The girl straightened from her bent-over stance at the sink, looking at Bailey in the mirror and attempting a smile. Bailey smiled back, turning off the water and grabbing for a paper towel, in a hurry to get out of there. She just wanted to go home and lock herself in her room with her iPad, a Netflix subscription with unlimited reruns of How I Met Your Mother and a pint of Ben and Jerry’s Phish Food. Or maybe a gallon. How many pints were in a gallon anyway?
Oh fuck math!
“Ohhhhhhh noooo not again!” The goth girl bent far over the sink and Bailey was sure she was going to puke and shrank back against the stark white tile, hoping to stay away from any splash. But the goth girl just moaned and rocked and held her belly.
“Are you okay?” Bailey put a hand on the girl’s shoulder.
“Fine.” The girl snarled, shrugging her hand away. “Fuck off.”
Okay then. Bailey picked up her backpack and left the bathroom. She stood at the crossroads of the hallway. If she went left, it was back t
o chemistry. Right, home. Bailey sighed, made up her mind and turned left, trudging down the hallway. Professor Jacobs was amusing the class—they were all laughing and in a good mood when she slipped back into the classroom and tiptoed toward her seat.
She didn’t look up to see if he noticed she was back. Instead she pulled out a notebook and pretended she was writing notes while all the while her pen insisted on writing the number “7” over and over and over again. It was the scurry and bustle of students filing up the aisles toward the exit that broke her magic-seven spell. Time to go.
Then she remembered.
See me.
There was a crowd around his desk already. She could just slip out. But then what?
“Bailey.” His voice stopped her at the door. Again. Déjà vu. She glanced over her shoulder at the students parting like the Red Sea at his desk so he could see her more fully. He crooked his finger at her and she felt her belly sink. He wasn’t going to let her go.

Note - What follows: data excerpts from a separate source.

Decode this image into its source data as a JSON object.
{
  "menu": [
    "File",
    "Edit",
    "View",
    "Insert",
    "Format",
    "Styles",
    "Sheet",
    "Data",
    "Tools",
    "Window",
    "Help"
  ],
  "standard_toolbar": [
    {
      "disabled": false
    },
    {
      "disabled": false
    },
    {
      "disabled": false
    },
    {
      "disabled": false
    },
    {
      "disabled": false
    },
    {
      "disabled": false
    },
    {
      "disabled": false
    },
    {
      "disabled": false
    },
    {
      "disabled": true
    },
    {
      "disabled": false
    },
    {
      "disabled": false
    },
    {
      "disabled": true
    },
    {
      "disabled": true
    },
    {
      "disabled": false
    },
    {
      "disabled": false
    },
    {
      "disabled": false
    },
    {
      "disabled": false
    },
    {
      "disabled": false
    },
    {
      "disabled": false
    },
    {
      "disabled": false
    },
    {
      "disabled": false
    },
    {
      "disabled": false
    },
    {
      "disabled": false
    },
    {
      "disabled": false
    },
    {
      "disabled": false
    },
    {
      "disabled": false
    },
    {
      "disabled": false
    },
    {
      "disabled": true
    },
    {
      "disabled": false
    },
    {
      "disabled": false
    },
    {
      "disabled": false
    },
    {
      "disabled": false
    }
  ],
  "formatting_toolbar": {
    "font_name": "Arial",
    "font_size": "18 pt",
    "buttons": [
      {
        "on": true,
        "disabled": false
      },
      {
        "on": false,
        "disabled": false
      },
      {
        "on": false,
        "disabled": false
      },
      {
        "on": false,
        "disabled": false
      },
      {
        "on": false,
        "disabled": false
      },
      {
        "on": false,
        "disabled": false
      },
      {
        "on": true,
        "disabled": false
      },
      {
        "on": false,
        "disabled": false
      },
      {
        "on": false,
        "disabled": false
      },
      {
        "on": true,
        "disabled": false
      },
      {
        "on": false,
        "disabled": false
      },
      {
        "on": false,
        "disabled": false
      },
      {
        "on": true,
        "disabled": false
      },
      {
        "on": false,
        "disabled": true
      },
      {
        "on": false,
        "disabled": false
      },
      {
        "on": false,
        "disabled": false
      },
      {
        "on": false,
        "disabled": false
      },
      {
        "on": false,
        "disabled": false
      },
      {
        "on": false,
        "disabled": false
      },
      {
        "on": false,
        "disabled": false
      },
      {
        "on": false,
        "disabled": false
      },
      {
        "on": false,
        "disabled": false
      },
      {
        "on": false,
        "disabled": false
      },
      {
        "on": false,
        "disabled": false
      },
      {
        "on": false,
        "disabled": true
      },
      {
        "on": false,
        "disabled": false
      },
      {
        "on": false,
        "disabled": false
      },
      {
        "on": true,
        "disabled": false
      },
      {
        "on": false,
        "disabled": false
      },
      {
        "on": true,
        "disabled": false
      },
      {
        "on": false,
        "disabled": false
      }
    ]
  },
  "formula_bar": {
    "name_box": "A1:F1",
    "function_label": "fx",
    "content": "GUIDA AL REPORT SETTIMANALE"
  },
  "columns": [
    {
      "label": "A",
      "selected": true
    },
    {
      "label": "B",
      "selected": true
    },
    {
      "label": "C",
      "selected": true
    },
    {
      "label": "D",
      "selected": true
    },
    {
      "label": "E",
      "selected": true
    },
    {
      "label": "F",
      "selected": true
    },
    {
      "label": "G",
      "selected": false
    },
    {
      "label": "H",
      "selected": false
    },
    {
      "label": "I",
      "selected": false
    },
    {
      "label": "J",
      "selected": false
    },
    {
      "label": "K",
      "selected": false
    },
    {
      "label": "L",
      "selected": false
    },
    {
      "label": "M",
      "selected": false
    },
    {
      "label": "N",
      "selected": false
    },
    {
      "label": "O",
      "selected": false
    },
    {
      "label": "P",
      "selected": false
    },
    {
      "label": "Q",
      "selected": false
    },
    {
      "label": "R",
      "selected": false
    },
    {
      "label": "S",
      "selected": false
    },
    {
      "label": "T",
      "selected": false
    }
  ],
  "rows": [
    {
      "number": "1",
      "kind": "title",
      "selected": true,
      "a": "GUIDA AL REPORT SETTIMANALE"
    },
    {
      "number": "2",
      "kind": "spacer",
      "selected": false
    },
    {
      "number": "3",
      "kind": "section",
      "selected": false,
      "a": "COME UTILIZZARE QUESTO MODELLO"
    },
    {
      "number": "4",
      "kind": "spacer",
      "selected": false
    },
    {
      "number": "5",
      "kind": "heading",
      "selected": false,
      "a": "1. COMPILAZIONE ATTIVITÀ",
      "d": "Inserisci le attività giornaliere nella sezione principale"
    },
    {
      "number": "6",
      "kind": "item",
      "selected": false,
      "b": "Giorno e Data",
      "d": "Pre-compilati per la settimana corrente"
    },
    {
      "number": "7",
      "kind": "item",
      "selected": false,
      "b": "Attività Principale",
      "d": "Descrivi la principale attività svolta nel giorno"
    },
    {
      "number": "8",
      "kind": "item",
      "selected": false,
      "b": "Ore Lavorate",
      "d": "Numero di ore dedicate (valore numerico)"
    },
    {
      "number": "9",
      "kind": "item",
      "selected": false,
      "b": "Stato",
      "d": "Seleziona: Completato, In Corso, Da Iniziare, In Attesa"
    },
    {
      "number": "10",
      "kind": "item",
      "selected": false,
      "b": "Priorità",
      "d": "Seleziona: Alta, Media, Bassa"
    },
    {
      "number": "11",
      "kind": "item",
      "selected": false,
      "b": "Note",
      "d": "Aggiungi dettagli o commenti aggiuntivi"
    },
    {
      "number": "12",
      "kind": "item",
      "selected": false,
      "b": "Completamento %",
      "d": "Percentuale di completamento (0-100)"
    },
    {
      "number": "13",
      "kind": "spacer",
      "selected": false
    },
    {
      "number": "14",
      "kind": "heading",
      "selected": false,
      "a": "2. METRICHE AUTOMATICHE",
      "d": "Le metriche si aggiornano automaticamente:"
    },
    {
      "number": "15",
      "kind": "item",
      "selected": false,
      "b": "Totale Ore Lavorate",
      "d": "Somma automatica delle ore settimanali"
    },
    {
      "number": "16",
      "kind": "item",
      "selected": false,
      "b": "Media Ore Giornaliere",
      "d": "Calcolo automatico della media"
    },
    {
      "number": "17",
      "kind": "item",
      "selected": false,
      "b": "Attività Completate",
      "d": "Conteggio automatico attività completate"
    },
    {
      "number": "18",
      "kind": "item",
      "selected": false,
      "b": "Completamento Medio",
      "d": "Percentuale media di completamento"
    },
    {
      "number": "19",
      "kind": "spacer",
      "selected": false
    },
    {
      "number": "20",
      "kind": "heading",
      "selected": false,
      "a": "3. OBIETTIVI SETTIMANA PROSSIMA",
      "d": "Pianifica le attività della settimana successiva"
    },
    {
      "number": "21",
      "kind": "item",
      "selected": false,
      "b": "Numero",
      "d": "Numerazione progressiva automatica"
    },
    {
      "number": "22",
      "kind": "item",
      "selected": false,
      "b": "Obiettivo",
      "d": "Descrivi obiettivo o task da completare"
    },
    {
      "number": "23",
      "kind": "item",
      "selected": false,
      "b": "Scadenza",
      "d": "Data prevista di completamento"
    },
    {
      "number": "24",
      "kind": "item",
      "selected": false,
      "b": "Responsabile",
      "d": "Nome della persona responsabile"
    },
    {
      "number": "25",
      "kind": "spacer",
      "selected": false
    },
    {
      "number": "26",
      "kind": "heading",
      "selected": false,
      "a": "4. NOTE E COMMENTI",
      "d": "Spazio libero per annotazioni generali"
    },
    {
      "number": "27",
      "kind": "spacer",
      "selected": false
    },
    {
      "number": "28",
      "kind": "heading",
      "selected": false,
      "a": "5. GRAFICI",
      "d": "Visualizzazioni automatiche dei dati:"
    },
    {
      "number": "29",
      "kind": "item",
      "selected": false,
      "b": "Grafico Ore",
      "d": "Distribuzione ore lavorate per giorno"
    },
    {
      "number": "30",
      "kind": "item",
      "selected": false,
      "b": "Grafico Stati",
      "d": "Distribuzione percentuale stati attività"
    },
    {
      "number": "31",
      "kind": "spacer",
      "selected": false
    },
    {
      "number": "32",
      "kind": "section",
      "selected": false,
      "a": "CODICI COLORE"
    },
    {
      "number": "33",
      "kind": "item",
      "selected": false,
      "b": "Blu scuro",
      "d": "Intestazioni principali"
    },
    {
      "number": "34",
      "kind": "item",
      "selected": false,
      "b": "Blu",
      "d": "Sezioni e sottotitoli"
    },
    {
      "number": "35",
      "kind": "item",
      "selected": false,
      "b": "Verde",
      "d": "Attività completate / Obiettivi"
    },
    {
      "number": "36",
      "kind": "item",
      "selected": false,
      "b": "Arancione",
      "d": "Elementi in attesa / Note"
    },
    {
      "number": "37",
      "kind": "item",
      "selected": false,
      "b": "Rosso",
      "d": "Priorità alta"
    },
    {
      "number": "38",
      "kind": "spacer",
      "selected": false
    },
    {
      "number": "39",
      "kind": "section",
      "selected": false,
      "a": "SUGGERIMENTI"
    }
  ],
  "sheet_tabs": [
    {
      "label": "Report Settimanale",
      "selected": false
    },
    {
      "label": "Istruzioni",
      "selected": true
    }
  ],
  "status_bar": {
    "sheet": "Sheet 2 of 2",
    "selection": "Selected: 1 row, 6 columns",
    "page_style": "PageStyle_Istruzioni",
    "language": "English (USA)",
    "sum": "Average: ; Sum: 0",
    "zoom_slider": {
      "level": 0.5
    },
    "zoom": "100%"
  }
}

She walked slowly toward his desk, bypassing the throng of students and sitting at an empty desk when he asked her to. It was another half an hour before the last student had left. Bailey just sat there with something gnawing in her belly looking for a way out. Then he got up and went to the door, closing it and shutting out the noise of students with it.
“So you wanted to see me?” Bailey chewed on her lower lip as he approached. She expected him to sit down at his desk but instead, he came around the front to lean against it, looking down at her.
“So…” He took off his glasses—somehow his eyes seemed even bluer when he did that—and pulled out the tail end of his button-down shirt to clean them. “What happened?”
“I don’t know.” She shrugged, feeling a lump growing in her throat at her denial. She couldn’t tell him the truth—that she was a complete idiot and couldn’t handle anything past fifth-grade math. “I guess I didn’t study hard enough.”
“If you were another student, I might believe that.” He put his glasses back on and they brought his eyes into sharper focus. “What really happened?”